Very few people enter public life with the intention of betraying the public's trust.
In the days before winning an election or cinching the interview that leads to a coveted appointed position, the last thing a civic-minded person is thinking about is how to rob the public.
Today, as former Pittsburgh police Chief Nate Harper stands before U.S. District Judge Cathy Bissoon to await sentencing for his role in a conspiracy to divert public funds to an unauthorized credit union account, there's no reason to believe he was some nefarious exception to the rule.
By all accounts, Mr. Harper, the first African-American appointed to lead the police bureau since 1995, was an effective patrolman and smooth bureaucratic insider on a force that has generated a mixed record -- especially along racial lines.
The perception of Mr. Harper as street smart, competent and loyal to a fault to his fellow officers probably vaulted him to the top of former Mayor Luke Ravenstahl's list of potential police chiefs when he began his search for a replacement for Dominic J. Costa in 2006.
In the run-up to Mr. Harper's appointment, it was widely reported that Allegheny County had filed liens against his Stanton Heights home 11 times since 1996 for late property tax and sewage bill payments. Mr. Harper managed to pay most of the $5,521 he owed by the time the stories that he was a chronic scofflaw began to appear.
In 2006, Mr. Harper owed $2,274 to the city and Pittsburgh Public Schools and $394 to the county in overdue property taxes, penalties and fees. Since it was the only obstacle standing between him and his $92,285 salary as Pittsburgh police chief, it was the easiest check he ever wrote.
But it will not be the Nathan E. Harper who existed before taking the oath of office as police chief in October 2006 that Judge Bissoon will sentence today. The broken man looking to the federal judge for a larger measure of mercy than justice is now a felon who has been forced to forfeit the pension he steadily accrued after joining the Pittsburgh police in 1977.
The Nate Harper who will bow his head abjectly in court today has admitted to not filing taxes for four years. He also admits in his guilty plea that he diverted $70,629 of the public's scarce money to an unauthorized credit union account he and his cronies controlled and which he used for $31,987 in miscellaneous silly expenses.

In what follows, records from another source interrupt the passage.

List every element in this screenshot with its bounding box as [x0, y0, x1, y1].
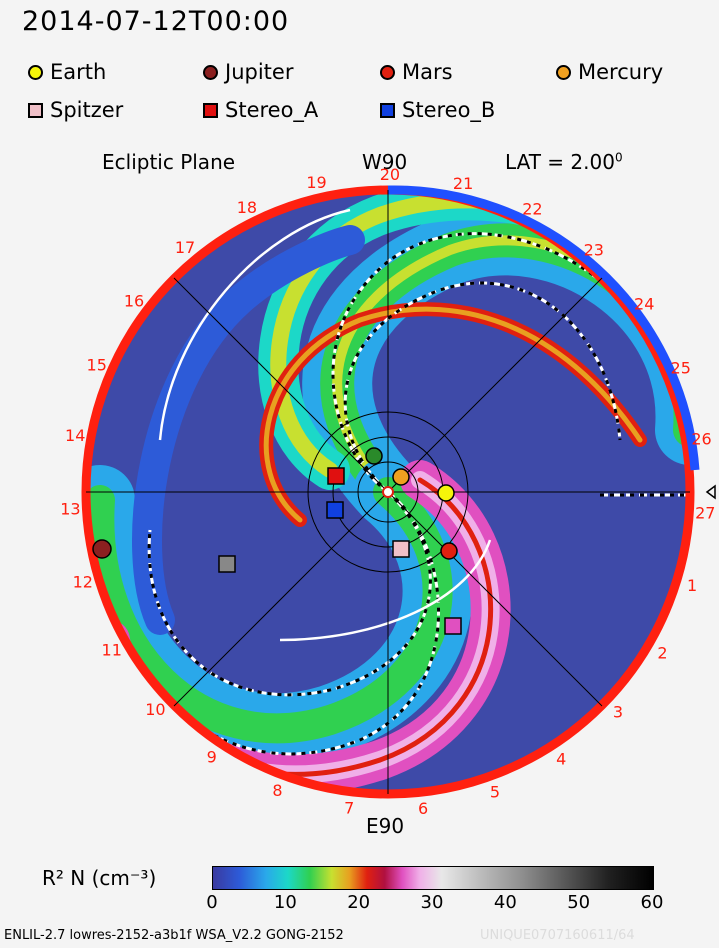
watermark-id: UNIQUE0707160611/64 — [480, 928, 635, 943]
mercury-marker-icon — [556, 64, 571, 80]
spitzer-marker-icon — [28, 102, 43, 118]
rim-number: 16 — [124, 292, 144, 311]
rim-number: 15 — [87, 355, 107, 374]
rim-number: 21 — [453, 174, 473, 193]
legend-mars: Mars — [380, 60, 453, 84]
legend-stereo-a: Stereo_A — [203, 98, 318, 122]
lat-label: LAT = 2.000 — [505, 150, 623, 174]
stereo-b-marker — [326, 501, 344, 519]
mars-marker — [440, 542, 458, 560]
rim-number: 14 — [65, 426, 85, 445]
rim-number: 13 — [60, 500, 80, 519]
pointer-marker — [705, 484, 716, 500]
colorbar-tick: 50 — [567, 892, 591, 913]
rim-number: 4 — [556, 750, 566, 769]
e90-label: E90 — [366, 814, 405, 838]
legend-label: Stereo_B — [402, 98, 496, 122]
legend-label: Spitzer — [50, 98, 124, 122]
gray-square-marker — [218, 555, 236, 573]
colorbar-tick: 60 — [640, 892, 664, 913]
sun-marker — [382, 486, 394, 498]
rim-number: 1 — [687, 576, 697, 595]
rim-number: 9 — [207, 748, 217, 767]
legend-jupiter: Jupiter — [203, 60, 293, 84]
colorbar-tick: 20 — [347, 892, 371, 913]
rim-number: 5 — [490, 782, 500, 801]
rim-number: 11 — [102, 640, 122, 659]
stereo-a-marker-icon — [203, 102, 218, 118]
legend-label: Mars — [402, 60, 453, 84]
magenta-square-marker — [444, 617, 462, 635]
w90-label: W90 — [362, 150, 408, 174]
rim-number: 23 — [584, 241, 604, 260]
rim-number: 26 — [691, 430, 711, 449]
colorbar-tick: 30 — [420, 892, 444, 913]
plane-label: Ecliptic Plane — [102, 150, 236, 174]
heliosphere-plot: 19 20 212223242526271234567891011121314151… — [60, 165, 716, 818]
earth-marker-icon — [28, 64, 43, 80]
stereo-b-marker-icon — [380, 102, 395, 118]
rim-number: 8 — [272, 781, 282, 800]
rim-number: 6 — [418, 799, 428, 818]
colorbar-label: R² N (cm⁻³) — [42, 866, 157, 890]
green-body-marker — [365, 447, 383, 465]
model-footer: ENLIL-2.7 lowres-2152-a3b1f WSA_V2.2 GON… — [4, 928, 344, 943]
colorbar-tick: 10 — [273, 892, 297, 913]
mercury-marker — [392, 468, 410, 486]
colorbar-tick: 0 — [206, 892, 218, 913]
timestamp-title: 2014-07-12T00:00 — [22, 6, 290, 37]
legend-spitzer: Spitzer — [28, 98, 123, 122]
spitzer-marker — [392, 540, 410, 558]
mars-marker-icon — [380, 64, 395, 80]
legend-label: Earth — [50, 60, 107, 84]
earth-marker — [437, 484, 455, 502]
rim-number: 27 — [695, 503, 715, 522]
rim-number: 24 — [634, 295, 654, 314]
boundary-arc-blue — [387, 185, 700, 471]
jupiter-marker — [92, 539, 112, 559]
legend-label: Mercury — [578, 60, 664, 84]
rim-number: 3 — [613, 703, 623, 722]
legend: Earth Jupiter Mars Mercury Spitzer Stere… — [28, 60, 718, 130]
rim-numbers: 19 20 212223242526271234567891011121314151… — [60, 165, 715, 818]
colorbar — [212, 866, 654, 890]
legend-earth: Earth — [28, 60, 106, 84]
body-markers — [92, 447, 716, 635]
legend-mercury: Mercury — [556, 60, 663, 84]
jupiter-marker-icon — [203, 64, 218, 80]
rim-number: 10 — [145, 700, 165, 719]
rim-number: 18 — [237, 198, 257, 217]
rim-number: 19 — [306, 173, 326, 192]
rim-number: 7 — [344, 799, 354, 818]
stereo-a-marker — [327, 467, 345, 485]
legend-stereo-b: Stereo_B — [380, 98, 495, 122]
rim-number: 22 — [522, 200, 542, 219]
colorbar-tick: 40 — [493, 892, 517, 913]
rim-number: 17 — [175, 238, 195, 257]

Though Mr. Harper spared the government the expense of putting him on trial by cooperating with federal investigators and admitting his guilt early on, his justifiable fear of landing hard time in federal prison compelled him to hire smart and experienced legal counsel. Their expertise isn't cheap, but it could spare him the indignity -- and danger -- of serving a day in prison if he's lucky.
Despite his betrayal of the public trust, it is difficult not to feel a sense of empathy for Mr. Harper and his family. His irresponsibility has left his loved ones without his once sizeable income and the expectation of a pension. The punishment handed down to him today will effectively be levied against them, as well, whether they deserve it or not.
Legal bills will keep whatever financial resources Mr. Harper still has either tied up for years or quickly diminished. Assuming he's given probation instead of jail time, because of his age and the aggregate weight of decades of public service, he isn't likely to have much earning power in Pittsburgh as a high-profile felon.
While it is hard to argue with the belief that Mr. Harper's contempt for the law deserves punishment, I've always considered the mob mentality that justifies stuffing criminals -- especially nonviolent felons like Mr. Harper -- into the maw of the prison-industrial complex a sadistic act of societal revenge, not justice.
I agree with those who have suggested that instead of prison, Mr. Harper be given an opportunity to turn his fall from grace into a cautionary tale for the next generation of Pittsburgh police. Who knows better than Nate Harper how corruption takes root in an otherwise good cop's heart?
Put Mr. Harper on probation. Sentence him to lecture police academy cadets across the state on how to spot the insidious seductions of the job. Keep him busy for the next decade redeeming his reputation. No one will work harder to be a good citizen.
And as an added benefit, he'll probably pay his taxes on time and in full when due.